20 mars : FMI, cannabis, loi de réconciliation 2.0, les annonces de « BCE »
Pour sa désormais traditionnelle interview du 20 mars, fête de l’Indépendance, le président Béji Caïd Essebsi a cette année voulu marquer le coup par un entretien télévisé d’une heure, en terrain ami. Les questions inévitables ont bien été posées soulevant autant de sujets qui fâchent, mais posées par l’un des journalistes préférés du Palais de Carthage, Mourad Zeghidi, journaliste sportif ayant notamment animé la campagne d’Essebsi lors de la présidentielle de 2015.
Après une visite guidée des couloirs du Palais autour d’un thème cher à « BCE » (90 ans) contemporain de la période de l’indépendance, le ton plutôt complaisant est donné et l’on entre dans le vif du sujet : le régime politique. A la question de savoir s’il compte un jour amender la Constitution dans le sens d’une restauration du régime présidentiel, Essebsi laisse explicitement la porte ouverte : « Je me dois de veiller au respect de la Constitution. Mais les choses ne sont pas immuables, ce n’est pas le Coran ! Si un jour une majorité souhaite réformer le régime de gouvernance, alors oui c’est envisageable »…
Sur la légitimité ébranlée du Document de Carthage, Essebsi a minimisé l’impact des départs, en les résumant au seul départ du milliardaire Slim Riahi, refusant de reconnaitre que Mohsen Marzouk est depuis peu également dans l’opposition.
Dépendance au FMI : le déni présidentiel
En théorie, le sujet des finances publiques n’est pas du ressort de la présidence de la présidence de la République telles que ses prérogatives sont fixées par la nouvelle Constitution, mais plutôt du gouvernement. Pourtant, Béji Caïd Essebsi va s’aventurer pendant de longues minutes sur la question, se voulant rassurant : « les finances publiques se portent mal, concède-t-il. Mais nous n’avons gelé les salaires, le FMI ne nous a pas demandé cela, nous avons échelonnés les augmentations salariales sur les deux prochaines années », explique-t-il.

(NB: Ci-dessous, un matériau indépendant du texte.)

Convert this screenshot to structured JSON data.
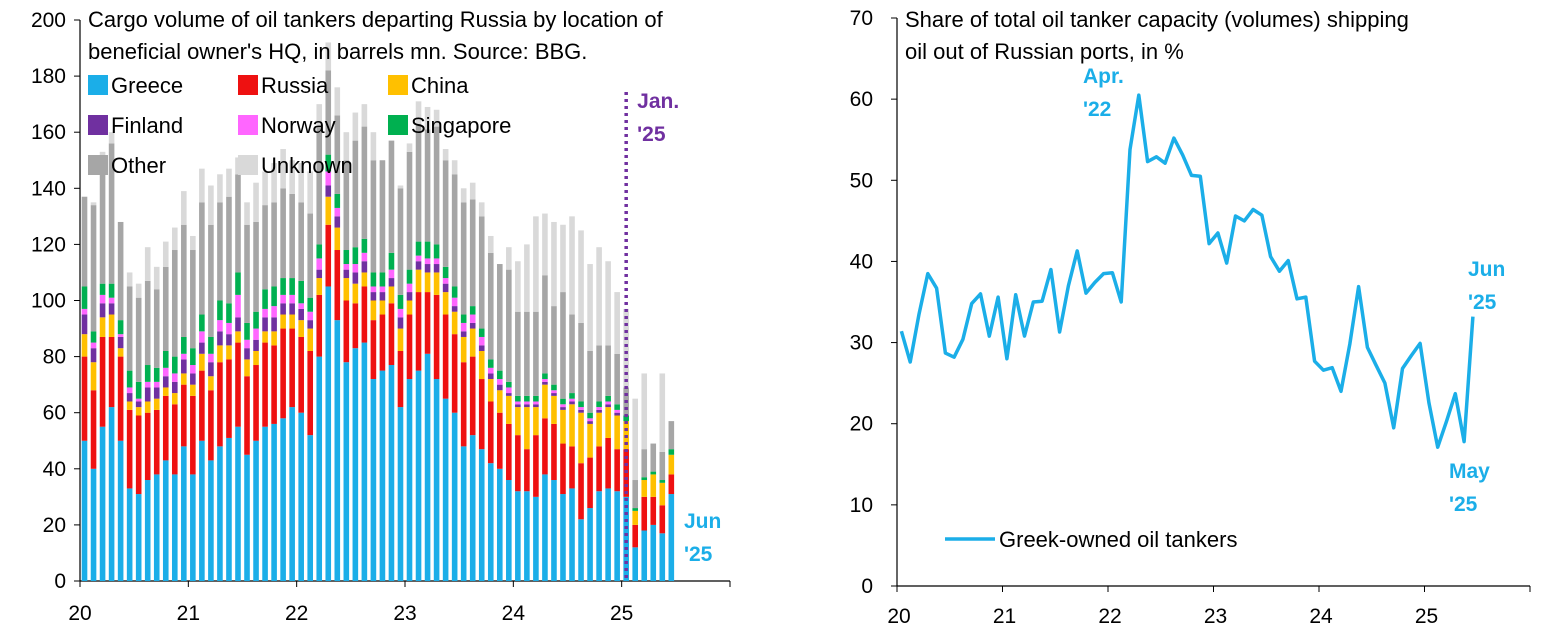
{
  "chart_data": [
    {
      "type": "bar",
      "stacked": true,
      "title": "Cargo volume of oil tankers departing Russia by location of beneficial owner's HQ, in barrels mn. Source: BBG.",
      "title_lines": [
        "Cargo volume of oil tankers departing Russia by location of",
        "beneficial owner's HQ, in barrels mn. Source: BBG."
      ],
      "x_range": [
        2020,
        2026
      ],
      "ylim": [
        0,
        200
      ],
      "y_ticks": [
        0,
        20,
        40,
        60,
        80,
        100,
        120,
        140,
        160,
        180,
        200
      ],
      "x_ticks": [
        {
          "value": 2020,
          "label": "20"
        },
        {
          "value": 2021,
          "label": "21"
        },
        {
          "value": 2022,
          "label": "22"
        },
        {
          "value": 2023,
          "label": "23"
        },
        {
          "value": 2024,
          "label": "24"
        },
        {
          "value": 2025,
          "label": "25"
        }
      ],
      "legend": [
        {
          "name": "Greece",
          "color": "#1BAEE8"
        },
        {
          "name": "Russia",
          "color": "#EE1111"
        },
        {
          "name": "China",
          "color": "#FFC000"
        },
        {
          "name": "Finland",
          "color": "#7030A0"
        },
        {
          "name": "Norway",
          "color": "#FF66FF"
        },
        {
          "name": "Singapore",
          "color": "#00B050"
        },
        {
          "name": "Other",
          "color": "#A6A6A6"
        },
        {
          "name": "Unknown",
          "color": "#D9D9D9"
        }
      ],
      "categories": [
        "2020-01",
        "2020-02",
        "2020-03",
        "2020-04",
        "2020-05",
        "2020-06",
        "2020-07",
        "2020-08",
        "2020-09",
        "2020-10",
        "2020-11",
        "2020-12",
        "2021-01",
        "2021-02",
        "2021-03",
        "2021-04",
        "2021-05",
        "2021-06",
        "2021-07",
        "2021-08",
        "2021-09",
        "2021-10",
        "2021-11",
        "2021-12",
        "2022-01",
        "2022-02",
        "2022-03",
        "2022-04",
        "2022-05",
        "2022-06",
        "2022-07",
        "2022-08",
        "2022-09",
        "2022-10",
        "2022-11",
        "2022-12",
        "2023-01",
        "2023-02",
        "2023-03",
        "2023-04",
        "2023-05",
        "2023-06",
        "2023-07",
        "2023-08",
        "2023-09",
        "2023-10",
        "2023-11",
        "2023-12",
        "2024-01",
        "2024-02",
        "2024-03",
        "2024-04",
        "2024-05",
        "2024-06",
        "2024-07",
        "2024-08",
        "2024-09",
        "2024-10",
        "2024-11",
        "2024-12",
        "2025-01",
        "2025-02",
        "2025-03",
        "2025-04",
        "2025-05",
        "2025-06"
      ],
      "series": [
        {
          "name": "Greece",
          "values": [
            50,
            40,
            55,
            62,
            50,
            33,
            31,
            36,
            38,
            43,
            38,
            48,
            38,
            50,
            43,
            48,
            51,
            55,
            45,
            50,
            55,
            56,
            58,
            62,
            60,
            52,
            80,
            105,
            93,
            78,
            83,
            85,
            72,
            75,
            77,
            62,
            72,
            75,
            81,
            72,
            65,
            60,
            48,
            52,
            47,
            42,
            40,
            36,
            32,
            32,
            30,
            38,
            36,
            31,
            33,
            22,
            26,
            32,
            33,
            32,
            30,
            12,
            18,
            20,
            17,
            31
          ],
          "labels": "Series order bottom to top: Greece, Russia, China, Finland, Norway, Singapore, Other, Unknown"
        },
        {
          "name": "Russia",
          "values": [
            30,
            28,
            32,
            25,
            30,
            28,
            28,
            24,
            23,
            23,
            25,
            22,
            28,
            25,
            25,
            30,
            28,
            30,
            28,
            27,
            30,
            28,
            32,
            28,
            27,
            30,
            22,
            22,
            25,
            22,
            16,
            20,
            21,
            20,
            22,
            20,
            23,
            28,
            22,
            30,
            30,
            28,
            30,
            28,
            25,
            22,
            20,
            20,
            20,
            15,
            22,
            20,
            20,
            18,
            15,
            20,
            18,
            16,
            18,
            15,
            17,
            8,
            12,
            10,
            10,
            7
          ]
        },
        {
          "name": "China",
          "values": [
            8,
            10,
            7,
            8,
            3,
            3,
            3,
            4,
            4,
            3,
            4,
            4,
            4,
            6,
            5,
            6,
            5,
            4,
            6,
            5,
            4,
            5,
            5,
            5,
            6,
            8,
            6,
            10,
            8,
            8,
            7,
            5,
            7,
            5,
            6,
            8,
            5,
            8,
            7,
            8,
            8,
            8,
            9,
            10,
            10,
            8,
            8,
            10,
            10,
            15,
            10,
            12,
            10,
            12,
            15,
            18,
            12,
            12,
            11,
            12,
            10,
            5,
            6,
            8,
            8,
            7
          ]
        },
        {
          "name": "Finland",
          "values": [
            7,
            5,
            5,
            4,
            4,
            3,
            2,
            5,
            4,
            4,
            4,
            5,
            4,
            4,
            5,
            5,
            4,
            5,
            4,
            4,
            5,
            5,
            4,
            4,
            4,
            3,
            3,
            4,
            4,
            3,
            4,
            4,
            3,
            3,
            3,
            4,
            3,
            3,
            3,
            3,
            3,
            2,
            2,
            2,
            2,
            2,
            2,
            1,
            1,
            1,
            1,
            1,
            1,
            1,
            1,
            1,
            1,
            1,
            1,
            1,
            0,
            0,
            0,
            0,
            0,
            0
          ]
        },
        {
          "name": "Norway",
          "values": [
            2,
            2,
            3,
            2,
            1,
            2,
            1,
            2,
            2,
            3,
            3,
            2,
            3,
            4,
            3,
            4,
            4,
            8,
            3,
            4,
            3,
            4,
            3,
            3,
            2,
            3,
            4,
            5,
            3,
            2,
            3,
            3,
            2,
            2,
            3,
            3,
            3,
            2,
            2,
            2,
            2,
            3,
            3,
            3,
            3,
            2,
            2,
            2,
            1,
            1,
            1,
            1,
            1,
            1,
            1,
            1,
            1,
            1,
            1,
            1,
            0,
            0,
            0,
            0,
            0,
            0
          ]
        },
        {
          "name": "Singapore",
          "values": [
            8,
            4,
            4,
            5,
            5,
            6,
            6,
            6,
            5,
            6,
            6,
            6,
            6,
            6,
            6,
            7,
            7,
            8,
            6,
            6,
            7,
            7,
            6,
            6,
            8,
            5,
            5,
            6,
            5,
            5,
            6,
            5,
            5,
            5,
            6,
            5,
            5,
            5,
            6,
            5,
            4,
            4,
            3,
            3,
            3,
            3,
            3,
            2,
            2,
            2,
            2,
            2,
            2,
            2,
            2,
            2,
            2,
            2,
            2,
            2,
            2,
            1,
            1,
            1,
            1,
            2
          ]
        },
        {
          "name": "Other",
          "values": [
            32,
            45,
            45,
            50,
            35,
            30,
            30,
            30,
            28,
            30,
            38,
            40,
            35,
            40,
            40,
            35,
            38,
            35,
            35,
            32,
            30,
            30,
            32,
            30,
            28,
            30,
            42,
            30,
            28,
            32,
            38,
            40,
            40,
            40,
            40,
            38,
            42,
            42,
            40,
            42,
            38,
            40,
            40,
            38,
            40,
            38,
            38,
            40,
            30,
            30,
            30,
            35,
            28,
            38,
            28,
            28,
            22,
            20,
            18,
            18,
            10,
            10,
            10,
            10,
            10,
            10
          ]
        },
        {
          "name": "Unknown",
          "values": [
            0,
            1,
            2,
            4,
            0,
            5,
            5,
            12,
            8,
            9,
            8,
            12,
            5,
            12,
            14,
            10,
            10,
            6,
            8,
            14,
            12,
            14,
            14,
            12,
            14,
            15,
            8,
            10,
            10,
            10,
            10,
            8,
            10,
            0,
            0,
            1,
            3,
            8,
            8,
            6,
            4,
            5,
            5,
            6,
            5,
            6,
            0,
            8,
            18,
            24,
            34,
            22,
            30,
            24,
            35,
            33,
            31,
            35,
            30,
            22,
            28,
            29,
            27,
            0,
            28,
            0
          ]
        }
      ],
      "annotations": [
        {
          "text_lines": [
            "Jan.",
            "'25"
          ],
          "color": "#7030A0",
          "at": "2025-01"
        },
        {
          "text_lines": [
            "Jun",
            "'25"
          ],
          "color": "#1BAEE8",
          "at": "2025-06"
        }
      ]
    },
    {
      "type": "line",
      "title": "Share of total oil tanker capacity (volumes) shipping oil out of Russian ports, in %",
      "title_lines": [
        "Share of total oil tanker capacity (volumes) shipping",
        "oil out of Russian ports, in %"
      ],
      "x_range": [
        2020,
        2026
      ],
      "ylim": [
        0,
        70
      ],
      "y_ticks": [
        0,
        10,
        20,
        30,
        40,
        50,
        60,
        70
      ],
      "x_ticks": [
        {
          "value": 2020,
          "label": "20"
        },
        {
          "value": 2021,
          "label": "21"
        },
        {
          "value": 2022,
          "label": "22"
        },
        {
          "value": 2023,
          "label": "23"
        },
        {
          "value": 2024,
          "label": "24"
        },
        {
          "value": 2025,
          "label": "25"
        }
      ],
      "legend": [
        {
          "name": "Greek-owned oil tankers",
          "color": "#1BAEE8"
        }
      ],
      "x": [
        "2020-01",
        "2020-02",
        "2020-03",
        "2020-04",
        "2020-05",
        "2020-06",
        "2020-07",
        "2020-08",
        "2020-09",
        "2020-10",
        "2020-11",
        "2020-12",
        "2021-01",
        "2021-02",
        "2021-03",
        "2021-04",
        "2021-05",
        "2021-06",
        "2021-07",
        "2021-08",
        "2021-09",
        "2021-10",
        "2021-11",
        "2021-12",
        "2022-01",
        "2022-02",
        "2022-03",
        "2022-04",
        "2022-05",
        "2022-06",
        "2022-07",
        "2022-08",
        "2022-09",
        "2022-10",
        "2022-11",
        "2022-12",
        "2023-01",
        "2023-02",
        "2023-03",
        "2023-04",
        "2023-05",
        "2023-06",
        "2023-07",
        "2023-08",
        "2023-09",
        "2023-10",
        "2023-11",
        "2023-12",
        "2024-01",
        "2024-02",
        "2024-03",
        "2024-04",
        "2024-05",
        "2024-06",
        "2024-07",
        "2024-08",
        "2024-09",
        "2024-10",
        "2024-11",
        "2024-12",
        "2025-01",
        "2025-02",
        "2025-03",
        "2025-04",
        "2025-05",
        "2025-06"
      ],
      "series": [
        {
          "name": "Greek-owned oil tankers",
          "values": [
            31.4,
            27.6,
            33.5,
            38.5,
            36.7,
            28.7,
            28.2,
            30.4,
            34.8,
            36.0,
            30.8,
            35.6,
            28.0,
            35.9,
            30.8,
            35.0,
            35.1,
            39.0,
            31.3,
            37.0,
            41.3,
            36.1,
            37.4,
            38.5,
            38.6,
            35.0,
            53.8,
            60.5,
            52.3,
            52.9,
            52.1,
            55.2,
            53.1,
            50.6,
            50.5,
            42.2,
            43.5,
            39.8,
            45.6,
            45.0,
            46.4,
            45.7,
            40.6,
            38.8,
            40.1,
            35.4,
            35.6,
            27.7,
            26.6,
            26.9,
            24.0,
            29.8,
            36.9,
            29.4,
            27.2,
            25.0,
            19.5,
            26.8,
            28.4,
            29.9,
            22.6,
            17.1,
            20.3,
            23.7,
            17.8,
            33.2
          ]
        }
      ],
      "annotations": [
        {
          "text_lines": [
            "Apr.",
            "'22"
          ],
          "color": "#1BAEE8",
          "at": "2022-04"
        },
        {
          "text_lines": [
            "Jun",
            "'25"
          ],
          "color": "#1BAEE8",
          "at": "2025-06"
        },
        {
          "text_lines": [
            "May",
            "'25"
          ],
          "color": "#1BAEE8",
          "at": "2025-05"
        }
      ]
    }
  ]
}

Toujours à propos de la crise économique, le président a renoué avec l’un de ses thèmes de prédilection : associer la révolution au chaos économique avec lequel il compte rompre. Défendant le FMI, il affirme que « la situation actuelle est le résultat d’un cumul, insiste-t-il. Le FMI nous a toujours soutenu, mais estime que les salaires du secteur public ont été revu à la hausse sans qu’il y ait d’augmentation équivalente dans la production », conclue-t-il, tout en niant l’éventualité selon laquelle l’Etat serait incapable de verser les salaires du secteur public à l’horizon mai / juin 2017.
Cannabis : un assouplissement attendu
Le Chef de l’État est par ailleurs revenu sur la loi 52, relative à l’allègement des sanctions pour les primo-consommateurs de cannabis : « Je suis contre la peine d’emprisonnement des jeunes primo-consommateurs », a-t-il déclaré, commentant la récente décision du Conseil de sécurité qu’il préside, et qui a décidé la semaine dernière d’accorder un pouvoir discrétionnaire aux juges dans ces affaires désormais.
Dernier thème, sans doute le plus attendu par les téléspectateurs : la nouvelle version amendée du projet de lui présidentiel de réconciliation économique : « le projet a provoqué une grande polémique, mais il représente la seule façon de favoriser les investissements locaux et étrangers », selon Essebsi, qui assure qu’il a cette fois pris en considération les réserves de la société civile.
Pourtant, le président dit toujours compter procéder à une amnistie pure et simple des anciens hauts fonctionnaires pré-révolution, au mépris du processus de justice transitionnelle en cours, précisant tout au plus qu’il compte modifier la composition de la nouvelle commission d’arbitrage, dont la Commission de Venise avait pointé la non indépendance.
Si le texte venait à passer au vote à l’Assemblée dans les prochaines semaines, il serait de facto un test risqué pour le pouvoir exécutif à mi-mandat présidentiel.